The 152 mile canal, which runs from Friant Dam in Fresno to the Kern River in Bakersfield, conveys water for groundwater storage and clean drinking water for some of the state’s most vulnerable communities. Moreover, the canal provides irrigation for more than 18,000 individual family farms­—almost a quarter of the Valley’s agriculture land and 22 percent of all farms in California. 

“SB 559 is crucial to keep the Friant-Kern Canal, the largest artery for water on the eastside of the Valley, afloat. This measure is extremely important to keeping this economic engine which powers our economy and provides tremendous benefit locally, statewide and even nationally. Failing to fix the Friant-Kern Canal is not an option, simply because not having water is never an option. I am proud to coauthor this measure with Senator Hurtado and look forward to bringing this funding to the Valley,” said Assemblymember Mathis.

The canal also provides water to cities such as Fresno, Lindsay, Orange Cove, and Strathmore which do not have access to enough groundwater to supply its residents and businesses with water. Other cities may have to begin importing surface water to comply with the Sustainable Groundwater Management Act. Known as “sigma”, the 2014 law requires that every groundwater basin be water neutral in the next 20 years. 

Porterville Mayor Martha Flores said a fully efficient Friant-Kern Canal is vital to supply agriculture with enough water to avoid groundwater pumping, which is currently her city’s only source of water.

“The Friant-Kern Canal plays a valuable strategic role in the sustainability of Porterville as the city seeks to enhance its surface water recharge program and reduce its groundwater footprint,” Flores said. 

Titled 559 after the Valley’s area code, the bill also raises awareness about the rural communities struggling with water quality issues at a much higher rate than the rest of the state. Of the 2800 violations of drinking water standards across the state in 2017, most occurred in the Central Valley and the Central Coast. There were more than 815 violations in Kern County, 413 in Tulare, 328 in Fresno and 282 in Monterey. Tulare County had 124 violations for nitrates alone, more than double the nearest county, Kern County, with 59 violations. These included small water companies in every corner of the county including the Soults Mutual Water Company outside of Tulare, Lemon Cove Water Company, East Orosi Community Service District, and Teapot Dome Water Company near Porterville.

“We need to be at the forefront of this issue, taking every tactical approach possible to secure our water supply,” stated Tulare County Supervisor Eddie Valero. “Sadly, the drought has impacted our rural communities significantly. That is why legislation like SB 559 is needed. This bill directly addresses the issues while raising awareness about all the various communities that are impacted by limited access to clean water.” 

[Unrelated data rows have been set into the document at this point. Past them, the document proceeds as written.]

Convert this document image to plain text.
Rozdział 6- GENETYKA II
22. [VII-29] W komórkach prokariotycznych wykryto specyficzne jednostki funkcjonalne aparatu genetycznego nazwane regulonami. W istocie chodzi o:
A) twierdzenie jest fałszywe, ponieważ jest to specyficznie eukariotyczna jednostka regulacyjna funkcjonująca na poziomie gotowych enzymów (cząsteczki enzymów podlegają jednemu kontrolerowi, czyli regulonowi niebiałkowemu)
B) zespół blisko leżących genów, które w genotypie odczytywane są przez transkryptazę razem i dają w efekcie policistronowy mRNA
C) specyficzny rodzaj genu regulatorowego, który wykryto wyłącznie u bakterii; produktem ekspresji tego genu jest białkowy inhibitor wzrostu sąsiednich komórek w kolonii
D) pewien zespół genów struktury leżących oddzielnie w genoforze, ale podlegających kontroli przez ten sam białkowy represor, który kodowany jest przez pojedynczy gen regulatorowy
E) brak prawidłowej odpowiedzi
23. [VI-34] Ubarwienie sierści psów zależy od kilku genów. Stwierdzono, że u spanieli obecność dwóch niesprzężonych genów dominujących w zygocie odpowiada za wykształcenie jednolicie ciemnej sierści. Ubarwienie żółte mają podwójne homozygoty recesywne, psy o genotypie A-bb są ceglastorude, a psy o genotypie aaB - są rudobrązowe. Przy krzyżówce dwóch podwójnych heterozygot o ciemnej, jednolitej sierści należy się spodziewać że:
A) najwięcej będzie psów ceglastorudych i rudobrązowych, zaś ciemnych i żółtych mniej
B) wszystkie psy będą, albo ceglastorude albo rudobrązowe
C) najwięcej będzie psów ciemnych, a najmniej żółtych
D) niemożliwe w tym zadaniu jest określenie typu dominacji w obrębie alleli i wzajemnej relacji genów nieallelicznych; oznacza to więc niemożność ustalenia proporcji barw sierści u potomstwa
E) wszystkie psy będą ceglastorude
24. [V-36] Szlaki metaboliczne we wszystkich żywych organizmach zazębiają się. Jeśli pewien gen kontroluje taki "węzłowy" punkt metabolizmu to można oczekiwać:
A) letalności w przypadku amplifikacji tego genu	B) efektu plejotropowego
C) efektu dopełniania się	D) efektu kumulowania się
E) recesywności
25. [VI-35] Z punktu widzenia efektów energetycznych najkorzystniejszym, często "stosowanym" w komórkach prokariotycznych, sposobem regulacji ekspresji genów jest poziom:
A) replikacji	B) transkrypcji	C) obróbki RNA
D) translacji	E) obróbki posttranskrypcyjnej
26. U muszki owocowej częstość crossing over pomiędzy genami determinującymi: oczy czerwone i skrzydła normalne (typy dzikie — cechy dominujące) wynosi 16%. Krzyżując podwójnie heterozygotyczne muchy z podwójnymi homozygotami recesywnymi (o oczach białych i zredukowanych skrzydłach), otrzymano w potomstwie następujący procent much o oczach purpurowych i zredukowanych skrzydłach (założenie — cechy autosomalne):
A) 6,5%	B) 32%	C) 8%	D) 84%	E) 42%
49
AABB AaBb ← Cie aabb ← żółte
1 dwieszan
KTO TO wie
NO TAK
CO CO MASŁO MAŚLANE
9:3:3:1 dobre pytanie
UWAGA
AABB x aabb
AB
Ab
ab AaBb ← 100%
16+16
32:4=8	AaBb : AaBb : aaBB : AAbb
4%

Money to fix all of these problems was built into Proposition 3. The $8.9 billion water bond would have provided $750 million to repair or improve water conveyance infrastructure in the valley, $640 million for projects to implement California’s groundwater regulation, and $750 million for water and wastewater treatment for lower income communities. The statewide bond was defeated with more than half of the state voting against it last November.

“Our valley is a special place, full of hard-working people with promise and opportunity. To protect our jobs and communities, however, we must fix our water infrastructure,” said Edwin Camp, President, D.M. Camp & Sons. “Just like the technology industry powers the economy in the Silicon Valley and the entertainment industry drives the economy in Hollywood, water is the lifeblood of the Valley economy. And a healthy, productive and sustainable valley matters to California.”